I taught a day course in plotting to a very nice group and we had a fun time, but it's frustrating to try to cram so much into so little time. It's impossible to be comprehensive, but I will insist on trying. On Friday evening I felt absolutely braindead and as if I was coming down with flu, so went to bed early. Saturday started (after a shower so tepid I really regretted having long hair which took ages to rinse) with an opening speech by Jacqueline Wilson who daunted all of us by explaining she spends 90% of her time now just being a professional author, which means not writing but travelling around giving talks, doing booksignings, school visits and so on. Her early training as a journalist for DC Thompson means she has the ability to write in very short bursts, anywhere, anytime, and then she 'stitches together the patchwork' of little bits she has created. I wish I could just turn the flow off and on at will like that but can't. I was able to have a brief chat with her at lunchtime - she is friendly and positive, with as she said herself, something of the ten year old about her still. Never was an ex-journalist less hardbitten.

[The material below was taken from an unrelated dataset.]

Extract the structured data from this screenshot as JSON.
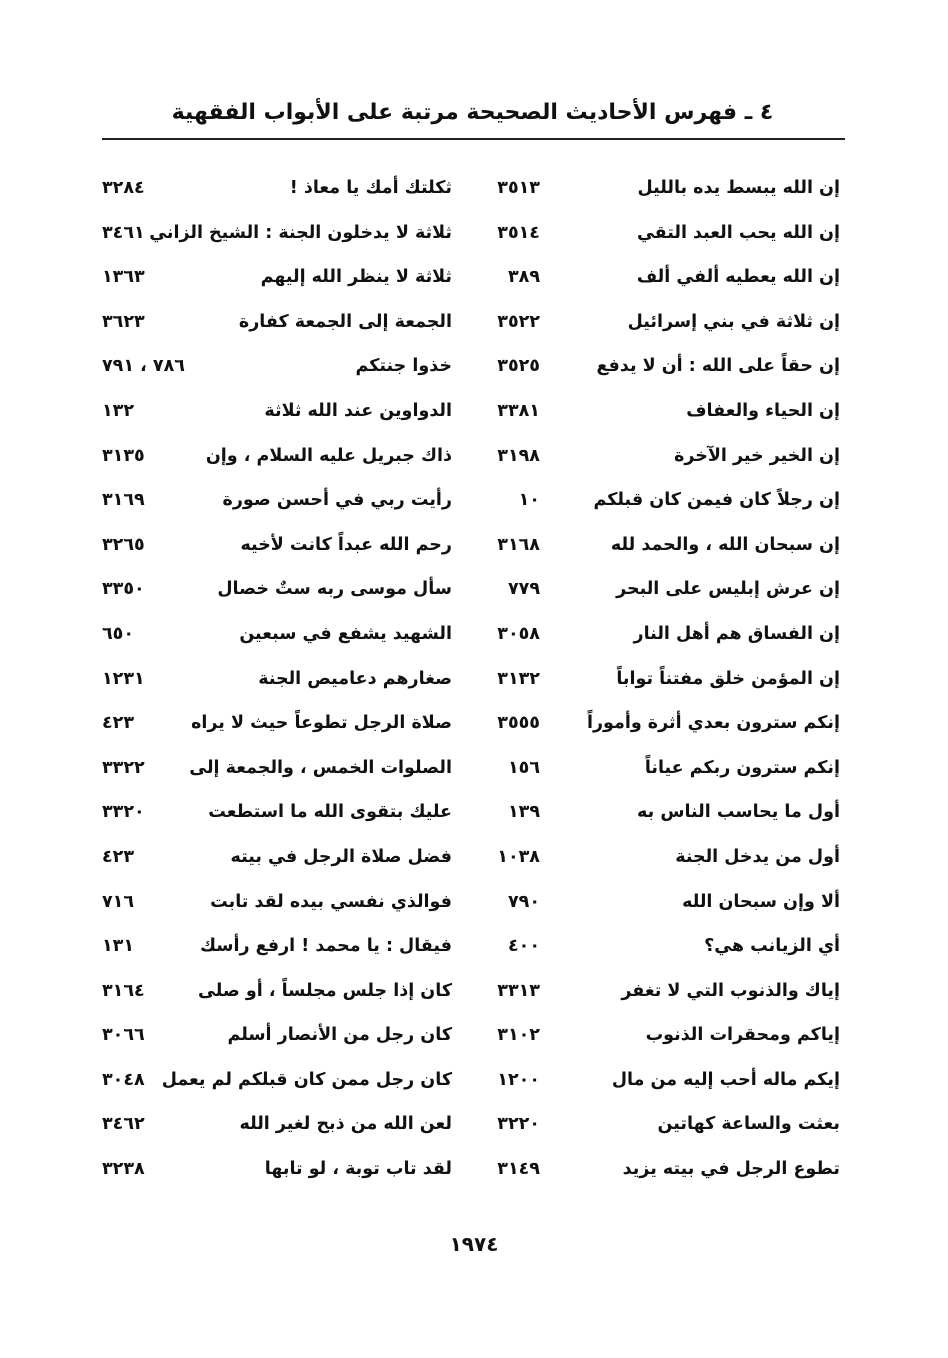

I gave a lecture on editing in the morning and one on characterisation in the afternoon and then I was done - so could enjoy a stint in the bar after the Saturday dinner with a clear conscience. I met the novelist Kate Harrison, author of 'The Starter Marriage, 'Old School Ties' and now 'The Self Preservation Society', who was great fun - see her website, http:www.kate-harrison.com, especially if you're a chick-lit writer. Also my longterm friends Mike Greenhough, ace of haibuns, and the novelist Sally Spedding, whose novels are dark and supernatural, and who specialises in threatening and mysterious landscapes. Sally spends part of her time in France, in Cathar country, lucky thing. See her website http://sallyspedding.com Finally, Crysse Morrison, author of 'Frozen Summer' and 'Sleeping in Sand' was there. She teaches novel writing, amongst other things, including on the island of Skyros and she was sporting a wonderful tan, having just come back from Crete. Her website is at http://www.crysse.pwp.blueyonder.co.uk
Arriving at Winchester station yesterday to catch the train to Oxford, I was bemused to see a large police presence there and had no idea why until I got home and had the use of a telly again, and discovered the latest terrorist activities.
Now I'm in for another busy week as I get ready to start teaching a summer school on novel-writing for the university's summer school programme. This will be intense stuff! I should really be tucked up in bed trying to get ahead with my sleep quotas, not blogging to you lot!